There's nothing better than a biscuit with butter and honey, or a biscuit with butter and jam. This recipe is a cross between a biscuit and a bun. It has yeast in it, so they rise a little and as the people in the Betty Crocker kitchens say, they are "creamy", probably because of the use of the yeast. These can be made the night before and left in the refrigerator until about an hour before you want to bake them.
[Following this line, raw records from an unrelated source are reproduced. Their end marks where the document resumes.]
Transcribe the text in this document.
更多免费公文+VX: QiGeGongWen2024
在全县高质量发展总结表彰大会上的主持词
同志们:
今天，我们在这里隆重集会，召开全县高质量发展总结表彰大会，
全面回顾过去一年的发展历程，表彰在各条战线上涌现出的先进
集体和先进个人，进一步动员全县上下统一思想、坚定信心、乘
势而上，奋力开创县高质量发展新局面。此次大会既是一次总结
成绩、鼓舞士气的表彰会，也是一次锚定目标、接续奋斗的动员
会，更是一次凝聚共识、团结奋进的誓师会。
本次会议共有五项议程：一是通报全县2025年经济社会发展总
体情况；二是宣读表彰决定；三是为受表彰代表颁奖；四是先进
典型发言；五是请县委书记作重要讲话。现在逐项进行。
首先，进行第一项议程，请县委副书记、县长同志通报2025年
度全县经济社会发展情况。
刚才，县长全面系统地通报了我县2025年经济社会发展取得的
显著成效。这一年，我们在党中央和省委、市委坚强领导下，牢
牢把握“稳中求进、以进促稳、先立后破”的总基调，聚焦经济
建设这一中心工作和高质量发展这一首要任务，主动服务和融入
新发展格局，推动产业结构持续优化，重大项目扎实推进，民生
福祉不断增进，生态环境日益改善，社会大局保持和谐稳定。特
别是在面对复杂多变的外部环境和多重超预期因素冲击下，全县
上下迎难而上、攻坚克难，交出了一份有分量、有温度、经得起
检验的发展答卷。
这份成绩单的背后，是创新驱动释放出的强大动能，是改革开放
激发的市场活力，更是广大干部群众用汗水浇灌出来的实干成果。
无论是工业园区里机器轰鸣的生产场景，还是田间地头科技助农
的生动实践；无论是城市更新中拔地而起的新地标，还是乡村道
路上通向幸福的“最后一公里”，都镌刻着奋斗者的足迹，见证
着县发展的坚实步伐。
Easy, quick and ready to go when you need them. 
 
Angel Biscuits Recipe
Ingredients:
  • 1 package quick active dry yeast
  • 1/4 C. warm water (105 degrees to 115 degrees)
  • 2 1/2 C. all-purpose flour
  • 3 T. sugar
  • 1 1/2 tsp. baking powder
  • 1/2 tsp. baking soda
  • 1/2 tsp. salt
  • 1/4 C. shortening
  • 1/4 C. butter (very cold and cut into small pieces) keep in refrigerator until ready to use)
  • About 1 cup buttermilk
  • Butter or margarine at room temperature, if desired
***Note: When blooming your yeast, add 1 tsp of sugar to the warm water and the yeast. Allow to set for about 5 minutes. It will get frothy and foamy. Set aside until needed. Add the remaining sugar to the dry ingredients.

Directions:
  1. Heat oven to 400 degrees. Dissolve yeast in warm water, set aside
  2. Mix Flour, sugar, baking powder, baking soda and salt in large bowl. Cut in shortening and butter, using pastry blender or crisscrossing 2 knives, until mixture looks like fine crumbs. Stir in yeast mixture and just enough buttermilk so dough leaves side of bowl and forms a ball.
  3. Place dough on generously floured surface; gently roll in flour to coat. Knead lightly 25 to 30 times, sprinkling with flour if dough is too sticky. Roll or pat 1/2 inch thick. Cut with floured 2 1/2 inch biscuit cutter. Place about 1 inch apart on ungreased cookie sheet.
  4. Bake 12 to 14 minutes or until golden brown. Immediately remove from cookie sheet. Brush with butter. Serve hot.
***Tip from Betty Crocker Kitchens...To make dinner preparation easier, prepare the dough the day before you plan on baking them! Prepare the recipe as directed so they are ready for the oven and then cover the biscuits on the tray with plastic wrap, letting them sit in the fridge overnight. Take out your biscuits about an hour ahead of when you are planning on baking them so they have time to warm up before baking as directed in your preheated oven.




One Final Thought
Well, that's it for Angel Buns and the other wonderful bakery creations. I love Brioche! I Hope you try all of these and the Angel Biscuits above. You're in for a great treat!

Always remember..."Life's short...eat dessert first!"...words to live by!